Now to be honest, I have already traveled across the Atlantic Ocean through my enlistment, and gotten to spend a small handful of hours in various different countries in Europe. I saw the hills of Spain, the statues of Portugal, the streets of France, the churches of Italy, the bazaars of Turkey, and dunes of Israel. I was not ready at that point of my life to absorb everything I had seen, and I wasn’t fortunate enough to have a good camera with which to capture much for the future. But now I was a man grown with a mind awoken, intent on enjoying a change of scenery.

Our ship sailed to two different ports, with only the first one being of any substance or quality. Cozumel was our first stop and my first time going to Mexico. I could tell Cozumel was a tourist destination, to be sure, but I looked around and thought as we walked. I wondered about the things that lay beyond the painted walls and thatched huts. Beyond was culture, beyond was cuisine, and beyond was character! We took a catamaran away from the docks and within a few minutes, I was transported away along the seas. I watched the color of the water shift and deepen. The coast twisted and the landscapes that continued beyond the tree lines were filled with greens and browns. I was mesmerized by architecture, agriculture, and atmosphere. I was a stranger in a strange land for the first time in many years, and it meant something to me. I had left my little homestead, packed only what I could carry, had journeyed south, and taken a voyage across the sea to a new destination. I was finally aware that tanks were filling.

The rest of the trip I enjoyed with my wife and some new friends. However, there were quieter times of marveling and mind-searching when I would weave a few new strands of plot together to see the pattern that they would create. World Building ideas came from places of truth and inspiration, something that had been denied to me for weeks and weeks. I felt the natural assembly of Flora and Fauna, the building blocks of a story, and the openness of a much wider world that I had previously allowed myself to imagine.

My tip to you, faithful reader, is to get out in the world and experience something. You are not going on a simple fact finding mission, nor are you going to a specific locale in order to mimic what you see and copy it! I am urging you to go somewhere and get outside of your comfort zone. Get outside of what you know and see how the world is working around you. On the small side, take a walk through a different building, drive down a different road or take your lunch break in a new place. Hang a hammock up somewhere new, or walk along that lake you have always taken for granted.

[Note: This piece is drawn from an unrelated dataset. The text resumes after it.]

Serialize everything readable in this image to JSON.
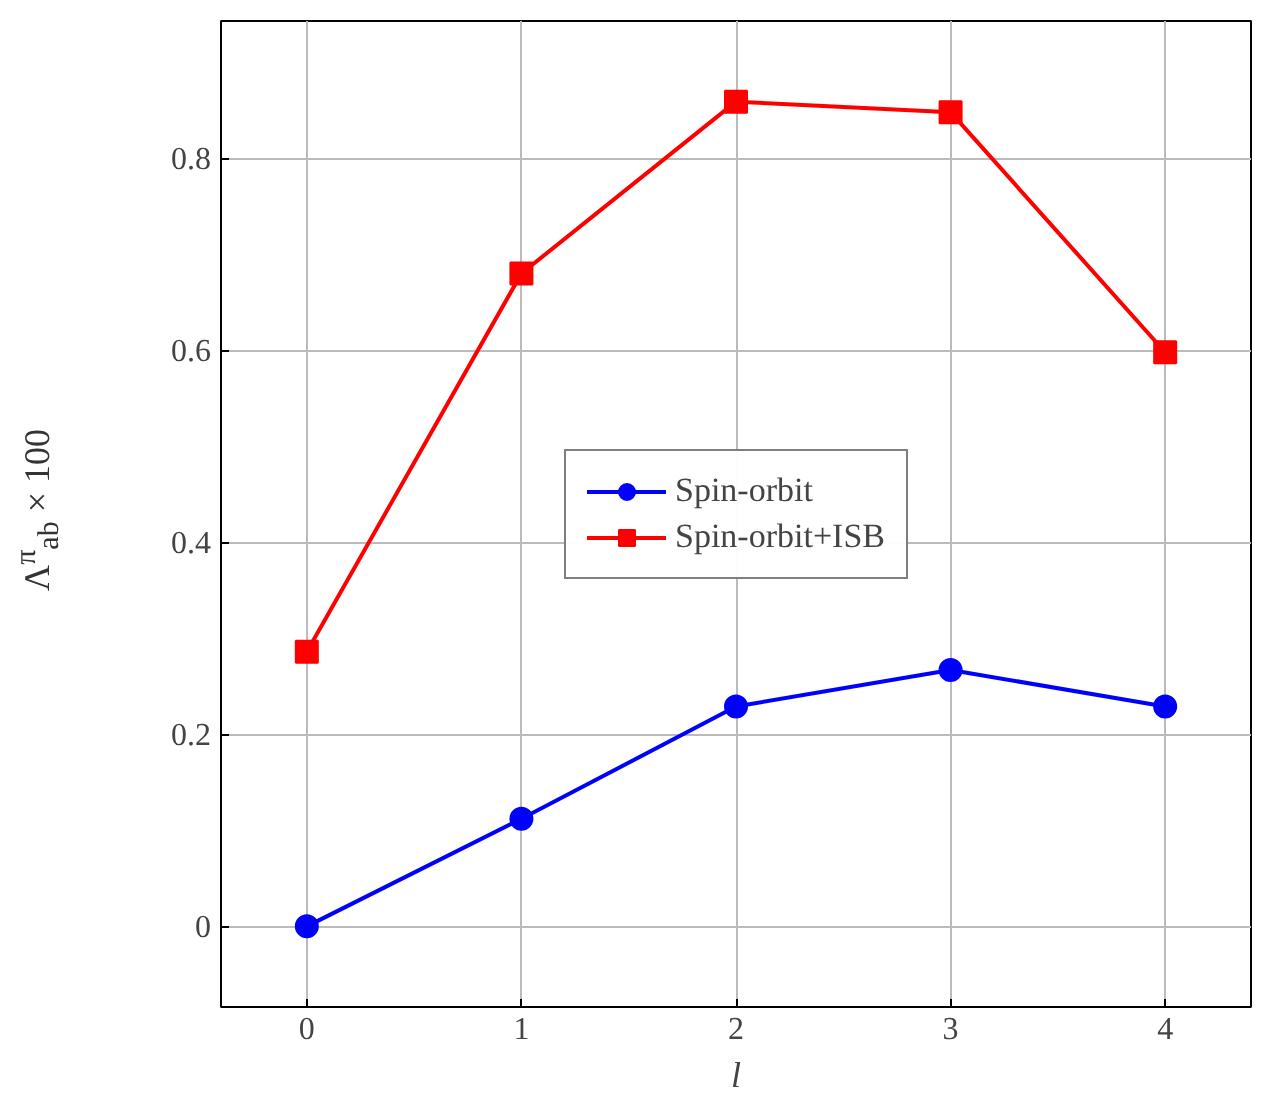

In a grander way, take a vacation to a place you haven’t been before and seek out destinations that are beyond what you normally do. Go from the mountains to the see, from the city to the country. Languages and landscapes can reach into the core of the human spirit, disconnecting and reconnecting us in ways that allow for you to think differently. In this time of adventure and discovery, something small can light a fire inside you that you’ll find is the kindling for a much greater fire. Be open to the new experiences and try to adapt to all of the newness around you.

And to capture some of those fleeting moments of inspiration, don’t forget to bring a notebook and a pencil.